The app entry point sets a SwiftData model container for User, Event, and EventResponse. The main screen is a tab layout for Events, Friends, and My Profile. If no local/authenticated user exists yet, the profile tab shows the first-user creation form.

The networking layer is intentionally strict: APIClient is an actor, endpoint definitions are centralized in APIEndpoint, and typed DTOs in Networking/Models/APIModels.swift keep request/response boundaries explicit.

App auth state is stored in Keychain via AuthService and KeychainHelper (token, user UUID, invite code). That keeps credentials out of plain persisted app models.

Backend Architecture (Flask + SQLAlchemy + PostgreSQL)

The Flask server is set up with an app factory and split into blueprints: user, friend, event, and RSVP routes. Token auth is handled through the Authorization: Bearer ... header and looked up against the user auth token in storage.

Data modeling is relation-heavy by design: users have self-referential many-to-many friendships, events have many-to-many organizers and participants, and RSVP responses are separate rows connecting users and events with an enum status.

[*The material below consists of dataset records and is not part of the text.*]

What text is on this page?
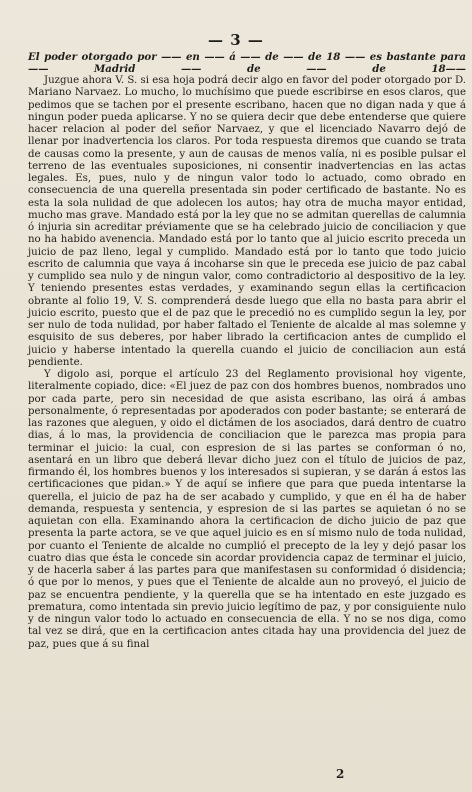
— 3 —
El poder otorgado por —— en —— á —— de —— de 18 —— es bastante para —— Madrid —— de —— de 18——

Juzgue ahora V. S. si esa hoja podrá decir algo en favor del poder otorgado por D. Mariano Narvaez. Lo mucho, lo muchísimo que puede escribirse en esos claros, que pedimos que se tachen por el presente escribano, hacen que no digan nada y que á ningun poder pueda aplicarse. Y no se quiera decir que debe entenderse que quiere hacer relacion al poder del señor Narvaez, y que el licenciado Navarro dejó de llenar por inadvertencia los claros. Por toda respuesta diremos que cuando se trata de causas como la presente, y aun de causas de menos valía, ni es posible pulsar el terreno de las eventuales suposiciones, ni consentir inadvertencias en las actas legales. Es, pues, nulo y de ningun valor todo lo actuado, como obrado en consecuencia de una querella presentada sin poder certificado de bastante. No es esta la sola nulidad de que adolecen los autos; hay otra de mucha mayor entidad, mucho mas grave. Mandado está por la ley que no se admitan querellas de calumnia ó injuria sin acreditar préviamente que se ha celebrado juicio de conciliacion y que no ha habido avenencia. Mandado está por lo tanto que al juicio escrito preceda un juicio de paz lleno, legal y cumplido. Mandado está por lo tanto que todo juicio escrito de calumnia que vaya á incoharse sin que le preceda ese juicio de paz cabal y cumplido sea nulo y de ningun valor, como contradictorio al despositivo de la ley. Y teniendo presentes estas verdades, y examinando segun ellas la certificacion obrante al folio 19, V. S. comprenderá desde luego que ella no basta para abrir el juicio escrito, puesto que el de paz que le precedió no es cumplido segun la ley, por ser nulo de toda nulidad, por haber faltado el Teniente de alcalde al mas solemne y esquisito de sus deberes, por haber librado la certificacion antes de cumplido el juicio y haberse intentado la querella cuando el juicio de conciliacion aun está pendiente.

Y digolo asi, porque el artículo 23 del Reglamento provisional hoy vigente, literalmente copiado, dice: «El juez de paz con dos hombres buenos, nombrados uno por cada parte, pero sin necesidad de que asista escribano, las oirá á ambas personalmente, ó representadas por apoderados con poder bastante; se enterará de las razones que aleguen, y oido el dictámen de los asociados, dará dentro de cuatro dias, á lo mas, la providencia de conciliacion que le parezca mas propia para terminar el juicio: la cual, con espresion de si las partes se conforman ó no, asentará en un libro que deberá llevar dicho juez con el título de juicios de paz, firmando él, los hombres buenos y los interesados si supieran, y se darán á estos las certificaciones que pidan.» Y de aquí se infiere que para que pueda intentarse la querella, el juicio de paz ha de ser acabado y cumplido, y que en él ha de haber demanda, respuesta y sentencia, y espresion de si las partes se aquietan ó no se aquietan con ella. Examinando ahora la certificacion de dicho juicio de paz que presenta la parte actora, se ve que aquel juicio es en sí mismo nulo de toda nulidad, por cuanto el Teniente de alcalde no cumplió el precepto de la ley y dejó pasar los cuatro dias que ésta le concede sin acordar providencia capaz de terminar el juicio, y de hacerla saber á las partes para que manifestasen su conformidad ó disidencia; ó que por lo menos, y pues que el Teniente de alcalde aun no proveyó, el juicio de paz se encuentra pendiente, y la querella que se ha intentado en este juzgado es prematura, como intentada sin previo juicio legítimo de paz, y por consiguiente nulo y de ningun valor todo lo actuado en consecuencia de ella. Y no se nos diga, como tal vez se dirá, que en la certificacion antes citada hay una providencia del juez de paz, pues que á su final

2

For local/dev deployment, I run PostgreSQL + Flask (gunicorn) + Nginx using Docker Compose, with migrations handled by Flask-Migrate/Alembic.

Snapshot Sync Strategy

Instead of many client fetch calls, the app uses a single snapshot endpoint (/snapshot/<uuid>) to retrieve the full current user state: profile, friends, organized events, and participating events (including the caller’s RSVP view for those events).

SyncService orchestrates the flow, and UserRepository.syncSnapshotToSwiftData merges DTOs into existing SwiftData objects. This simplifies consistency rules in the UI and makes manual sync/pull-to-refresh straightforward.

Auth and Security

The project currently uses server-issued bearer tokens and keychain-backed storage on device. Profile/event mutation endpoints enforce either ownership or organizer permissions server-side. Invite-code friend adds are simple by design for quick onboarding.

Photo upload is wired with multipart form-data and currently stores a placeholder URL path on the server side, with comments showing where object storage would be inserted for production.

Deployment/Dev Stack

Backend: Python 3.11, Flask, SQLAlchemy, gunicorn, PostgreSQL 16, Nginx, Docker Compose. Client: SwiftUI + SwiftData with native concurrency and typed API DTOs. The same API shape powers event creation, participant management, and RSVP updates across the app.

What I’d Improve Next

  1. Add delta sync and conflict resolution so full snapshots are not required every time.
  2. Add queued offline writes (with replay) for RSVP/profile edits when connectivity drops.
  3. Harden auth with token expiry/refresh and clearer session invalidation behavior.
  4. Move photo handling to real object storage and signed URL delivery.